The ultimate achievement is to in some cases exceed the time required for a human to achieve one of the hardest tasks, obtaining a diamond pickaxe.
In Minecraft, diamond-based tools just last longer and can do more damage. Diamond pickaxes are the only ones that are specifically important to most gamers. You need a diamond pickaxe to mine obsidian and a fictional material called netherite, both of which are important for endgame activities such as enchanting tables and making netherite equipment.
After training the VPT to learn all sorts of Minecraft tasks, the authors used a "fine-tuning" approach that developed a reinforcement learning neural network to fashion a diamond pickaxe in a faster-than-normal time.
"To demonstrate the efficacy of RL fine-tuning, we chose the challenging goal of obtaining a diamond pickaxe within 10 minutes starting from a fresh Minecraft survival world," they write.
This is challenging for humans, who usually take twice as long to do it, if they can do it at all:
Doing so involves acquiring a sequence of difficult-to-obtain items that require complex skills like mining, inventory management, crafting with and without a crafting table, tool use, operating a furnace, and mining at the lowest depths, where many hazards like enemies and lava exist (Fig. 6). Adding to the difficulty, progress can be easily lost by dropping items, destroying items, or dying. Obtaining a diamond pickaxe more often than not takes a proficient human over 20 minutes (24,000 actions).
In assembling both the contractor data and the unlabeled 70,000 hours of Web video, the authors were mindful of the prospect of offensive content. "The contractors could theoretically use Minecraft's open-world property to generate personally identifiable information and/or offensive content (e.g. by using Minecraft blocks to write their name or offensive messages, then finding a spot from which the message would be visible)," they write, though they didn't see this in the videos from contractors the authors watched.

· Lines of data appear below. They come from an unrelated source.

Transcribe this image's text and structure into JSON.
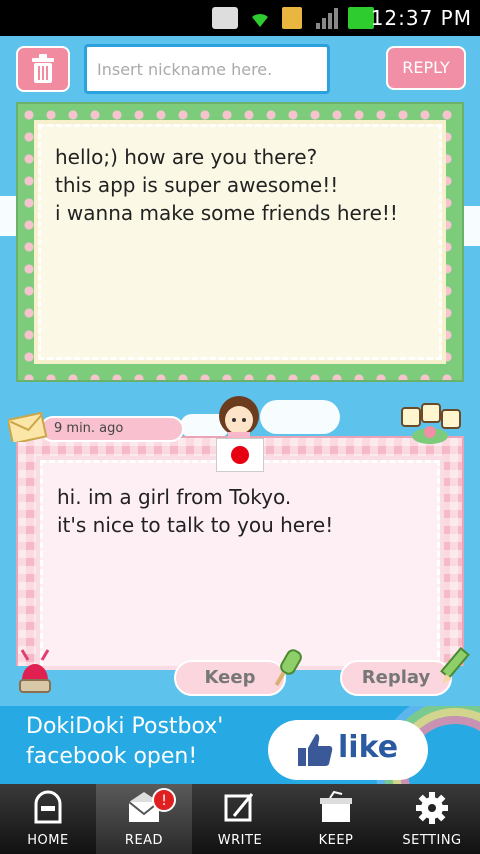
{
  "status_bar": {
    "time": "12:37 PM"
  },
  "top_bar": {
    "nickname_placeholder": "Insert nickname here.",
    "reply_label": "REPLY"
  },
  "messages": [
    {
      "text_lines": [
        "hello;) how are you there?",
        "this app is super awesome!!",
        "i wanna make some friends here!!"
      ]
    },
    {
      "time_ago": "9 min. ago",
      "text_lines": [
        "hi. im a girl from Tokyo.",
        "it's nice to talk to you here!"
      ]
    }
  ],
  "actions": {
    "keep_label": "Keep",
    "replay_label": "Replay"
  },
  "banner": {
    "line1": "DokiDoki Postbox'",
    "line2": "facebook open!",
    "like_text": "like"
  },
  "nav": {
    "items": [
      {
        "label": "HOME",
        "icon": "mailbox-icon"
      },
      {
        "label": "READ",
        "icon": "open-envelope-icon",
        "badge": "!"
      },
      {
        "label": "WRITE",
        "icon": "write-icon"
      },
      {
        "label": "KEEP",
        "icon": "keep-box-icon"
      },
      {
        "label": "SETTING",
        "icon": "gear-icon"
      }
    ]
  },
  "colors": {
    "sky": "#5ec3ec",
    "pink": "#f18fa6",
    "green": "#7ccc7c",
    "banner": "#27a9e3"
  }
}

"Of course, we train our BC [behavioral cloning] models on videos from the internet of people playing Minecraft, and if such behavior is in those videos our model could also potentially learn it, although we expect such behavior is rare enough that our model would not be likely to reproduce it," they write.
Where does such a general agent go next? The idea is that having conquered diamond axes, VPT, or its offspring, can do all kinds of things that a person might do with a mouse and keyboard, including booing tickets, surfing social media, or navigating maps.